A group of 20 to 30 workers continued to picket Friday morning in front of the plant at 2551 N. Church St. as other employees drove away. The picketers are members of the Bakery, Confectionery, Tobacco Workers and Grain Millers International Union.
The bakery employed 286 workers.
Hostess Brands, maker of Twinkies and Wonder Bread, which recently filed for Chapter 11 bankruptcy protection, announced Friday morning that it has filed a motion with bankruptcy court to start liquidating the company immediately.
“Hostess Brands will move promptly to lay off most of its 18,500-member workforce,” CEO Gregory F. Rayburn said in a statement, “and focus on selling its assets to the highest bidders.”
In a letter posted on a new website set up to communicate with employees and suppliers through the liquidation process, Rayburn pinned the blame on its striking union.
“Despite everyone’s considerable efforts to move Hostess out of its restructuring, when we began implementing the Company’s last, best and final offer, the Bakers Union chose to stage a crippling strike,” his statement read. “This affected Hostess’ ability to continue to make products and service its customers’ needs and pushed Hostess into a Wind Down scenario. As a result, we are forced to proceed with an orderly wind down and sale of our operations and assets. We deeply regret taking this action. But we simply cannot continue to operate without the ability to produce or deliver our products.”
About 75 to 80 of the plant’s 130 union members participated in a picket Thursday night, Lamont Phillips, president of the union’s Local 503, said then. As of Friday morning, they had not stopped. Phillips said Friday morning that he was waiting to hear word on the next move from high-ranking union officials.
Phillips said it is not fair to blame the plant shutdown on the striking employees.
According to a union press release issued when the strike began last week, the strike is due to cuts in wages and benefits.
“The contract calls for extreme wage and benefit cuts which amount to 27 percent to 32 percent overall, with an 8 percent wage reduction imposed immediately,” the statement read.

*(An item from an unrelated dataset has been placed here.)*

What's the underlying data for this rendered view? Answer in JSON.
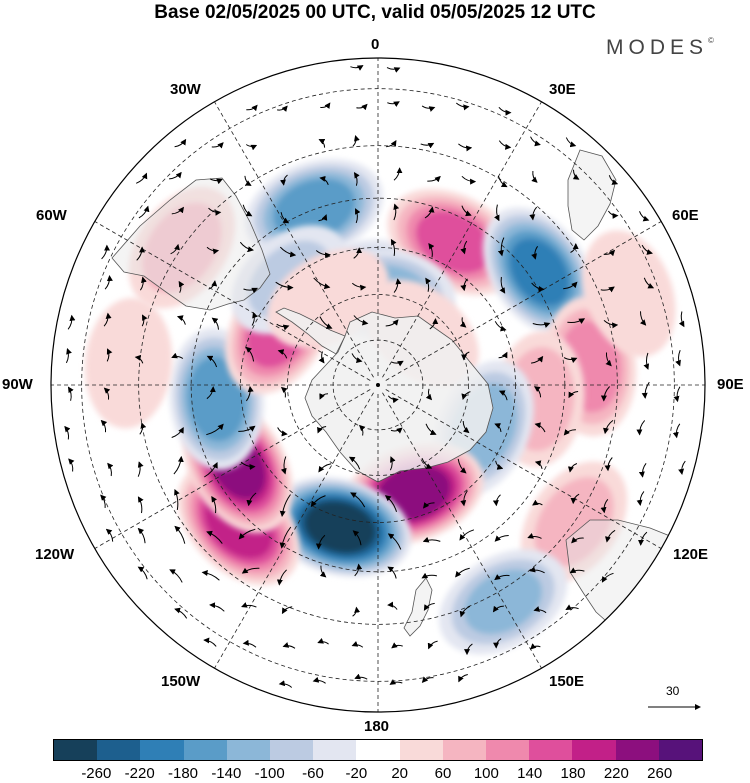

The statement said that workers have not been treated fairly.
“At the time of the first bankruptcy, Hostess workers were assured by management that money saved via concessions or plant closing would help make the company stronger, more vibrant, and more competitive,” the union statement read. “Instead, helpless Hostess employees watched as money that was supposed to go towards capital investment, product development, plant improvement and new equipment went to executive bonuses and payouts to hedge funds that own Hostess Brands. They watched as the company illegally withdrew from all Taft-Hartley pension plans, saving more than $50 million in the first five months.”
The statement goes on to say that the union learned that one executive was to be awarded a 300 percent raise, and at least nine other top executives were to receive raises ranging between 35 percent and 80 percent.
“Since the company ceased making contractually obligated payments to the Hostess workers’ pensions in July 2011, it has pocketed approximately $160 million – money earned by and owed to its dedicated workforce.”
Phillips, who had worked for the plant for 23 years, said it is unfair for the company to blame the striking workers for the plant shutdown.
“Its just (the company’s) way of them saying, ‘You are shutting us down,’ instead of taking blame for their own (actions),” he said.